Anında sinirlenip kafasını yüzüme yaklaştırdı. ''Ne sevgilisi?'' diye tısladı. Göz devirip avucumu açtım. ''Anneme kime olacak?'' Rahatlayan ifadesine baktım. Kafasını sallayıp telefonu çıkardı. Dışarı çıkacağı esnada neden yaptığımı bilmeden ''Şey... Telefon edip Kadir'e mi vereyim...'' dedim. Düz olan bakışları kısıldı. Gülümseyerek: ''Hayır geleceğim şimdi konuş sen.'' dedi ve kapıyı açıp çıktı.

Yüzüm ısınmıştı biraz kendimi yelleyip sesimi çıkartmaya çalıştım öksürerek. Kendime gelince annemin numarasını tuşladım. Az sonra açılınca annemin yorgun sesini duydum.

''Alo Melih.''

''Anne... İyi misin? sesin kötü geliyor.'' Burun çekme sesi gelince ağladığını anladım.

''İyiyim yavrum sen nasılsın?'' Amcamın geldiğinden bahsetsem mi bilemedim. Onu üzmek istemiyordum. ''Şey anne...''

''Bir şey mi oldu Melih?''

''Amcam-'' Sözümü  tamamlamadan atıldı: ''Ne yaptı o şerefsiz!? Oraya mı geldi.''

''Evet. Sana söylemiş miydi geleceğini?'' Nefes sesleri geliyordu. Sinirlendiğini anlıyordum. ''Allah'ın belası!'' dedi.

''Anne mahkemeye gelebileceksin değil mi?'' Artık 'geleceksin' değil de 'gelebilecek misin' diye soruyordum. Çünkü o insanların anneme bir şey yapmasından korkuyordum.

Annem ise benimle aynı ikilemi yaşıyormuş gibi bir süre sustu. ''Evet oğlum geleceğim.'' dedi.
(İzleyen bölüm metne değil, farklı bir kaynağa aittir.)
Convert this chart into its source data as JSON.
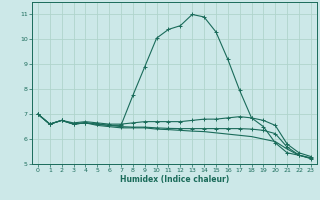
{
  "xlabel": "Humidex (Indice chaleur)",
  "background_color": "#cce8e8",
  "grid_color": "#b0d4cc",
  "line_color": "#1a6b5a",
  "xlim": [
    -0.5,
    23.5
  ],
  "ylim": [
    5,
    11.5
  ],
  "yticks": [
    5,
    6,
    7,
    8,
    9,
    10,
    11
  ],
  "xticks": [
    0,
    1,
    2,
    3,
    4,
    5,
    6,
    7,
    8,
    9,
    10,
    11,
    12,
    13,
    14,
    15,
    16,
    17,
    18,
    19,
    20,
    21,
    22,
    23
  ],
  "lines": [
    {
      "x": [
        0,
        1,
        2,
        3,
        4,
        5,
        6,
        7,
        8,
        9,
        10,
        11,
        12,
        13,
        14,
        15,
        16,
        17,
        18,
        19,
        20,
        21,
        22,
        23
      ],
      "y": [
        7.0,
        6.6,
        6.75,
        6.6,
        6.65,
        6.6,
        6.55,
        6.55,
        7.75,
        8.9,
        10.05,
        10.4,
        10.55,
        11.0,
        10.9,
        10.3,
        9.2,
        7.95,
        6.85,
        6.5,
        5.85,
        5.45,
        5.35,
        5.25
      ],
      "marker": "+"
    },
    {
      "x": [
        0,
        1,
        2,
        3,
        4,
        5,
        6,
        7,
        8,
        9,
        10,
        11,
        12,
        13,
        14,
        15,
        16,
        17,
        18,
        19,
        20,
        21,
        22,
        23
      ],
      "y": [
        7.0,
        6.6,
        6.75,
        6.65,
        6.7,
        6.65,
        6.6,
        6.6,
        6.65,
        6.7,
        6.7,
        6.7,
        6.7,
        6.75,
        6.8,
        6.8,
        6.85,
        6.9,
        6.85,
        6.75,
        6.55,
        5.8,
        5.45,
        5.3
      ],
      "marker": "+"
    },
    {
      "x": [
        0,
        1,
        2,
        3,
        4,
        5,
        6,
        7,
        8,
        9,
        10,
        11,
        12,
        13,
        14,
        15,
        16,
        17,
        18,
        19,
        20,
        21,
        22,
        23
      ],
      "y": [
        7.0,
        6.6,
        6.75,
        6.6,
        6.65,
        6.55,
        6.5,
        6.45,
        6.45,
        6.45,
        6.4,
        6.38,
        6.35,
        6.32,
        6.3,
        6.25,
        6.2,
        6.15,
        6.1,
        6.0,
        5.9,
        5.6,
        5.35,
        5.22
      ],
      "marker": null
    },
    {
      "x": [
        0,
        1,
        2,
        3,
        4,
        5,
        6,
        7,
        8,
        9,
        10,
        11,
        12,
        13,
        14,
        15,
        16,
        17,
        18,
        19,
        20,
        21,
        22,
        23
      ],
      "y": [
        7.0,
        6.6,
        6.75,
        6.6,
        6.65,
        6.6,
        6.55,
        6.5,
        6.48,
        6.48,
        6.45,
        6.43,
        6.42,
        6.42,
        6.42,
        6.42,
        6.42,
        6.42,
        6.4,
        6.35,
        6.22,
        5.68,
        5.36,
        5.22
      ],
      "marker": "+"
    }
  ]
}
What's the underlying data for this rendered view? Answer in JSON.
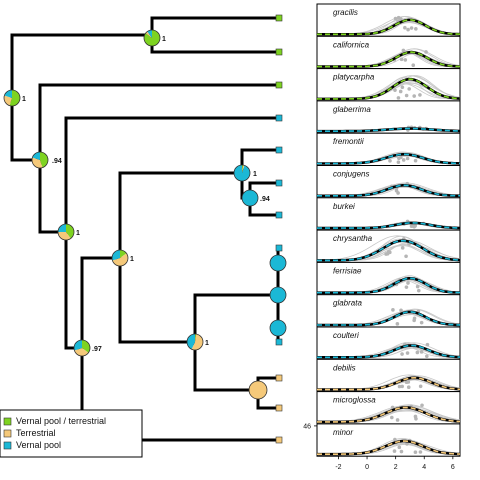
{
  "colors": {
    "vernal_terrestrial": "#7ED321",
    "terrestrial": "#F5C97A",
    "vernal": "#1BB8D6",
    "branch": "#000000"
  },
  "legend": [
    {
      "label": "Vernal pool / terrestrial",
      "color": "#7ED321"
    },
    {
      "label": "Terrestrial",
      "color": "#F5C97A"
    },
    {
      "label": "Vernal pool",
      "color": "#1BB8D6"
    }
  ],
  "species": [
    {
      "name": "gracilis",
      "state": "vernal_terrestrial"
    },
    {
      "name": "californica",
      "state": "vernal_terrestrial"
    },
    {
      "name": "platycarpha",
      "state": "vernal_terrestrial"
    },
    {
      "name": "glaberrima",
      "state": "vernal"
    },
    {
      "name": "fremontii",
      "state": "vernal"
    },
    {
      "name": "conjugens",
      "state": "vernal"
    },
    {
      "name": "burkei",
      "state": "vernal"
    },
    {
      "name": "chrysantha",
      "state": "vernal"
    },
    {
      "name": "ferrisiae",
      "state": "vernal"
    },
    {
      "name": "glabrata",
      "state": "vernal"
    },
    {
      "name": "coulteri",
      "state": "vernal"
    },
    {
      "name": "debilis",
      "state": "terrestrial"
    },
    {
      "name": "microglossa",
      "state": "terrestrial"
    },
    {
      "name": "minor",
      "state": "terrestrial"
    }
  ],
  "node_support": [
    {
      "id": "n1",
      "label": "1"
    },
    {
      "id": "n2",
      "label": "1"
    },
    {
      "id": "n3",
      "label": ".94"
    },
    {
      "id": "n4",
      "label": "1"
    },
    {
      "id": "n5",
      "label": ".97"
    },
    {
      "id": "n6",
      "label": "1"
    },
    {
      "id": "n7",
      "label": "1"
    },
    {
      "id": "n8",
      "label": ".94"
    },
    {
      "id": "n9",
      "label": "1"
    },
    {
      "id": "n10",
      "label": ""
    }
  ],
  "axis": {
    "x_ticks": [
      "-2",
      "0",
      "2",
      "4",
      "6"
    ],
    "y_tick": "46"
  }
}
Bir süre daha konuşup telefonu kapattım. Sinirle saçlarımı çekiştirdim. O sırada telefona mesaj geldi. Birtanem yazıyordu. Kapıya bir bakış attım. Daha gelmemişti. Ses de gelmiyordu. Mesaja tıklayıp tıklamakta kararsız kaldım. Ama okursam anlayabilirdi. Telefonun üst bildirimler kısmından bakmaya çalıştım. Bu yaptığım yanlıştı ama kendimi durduramamıştım.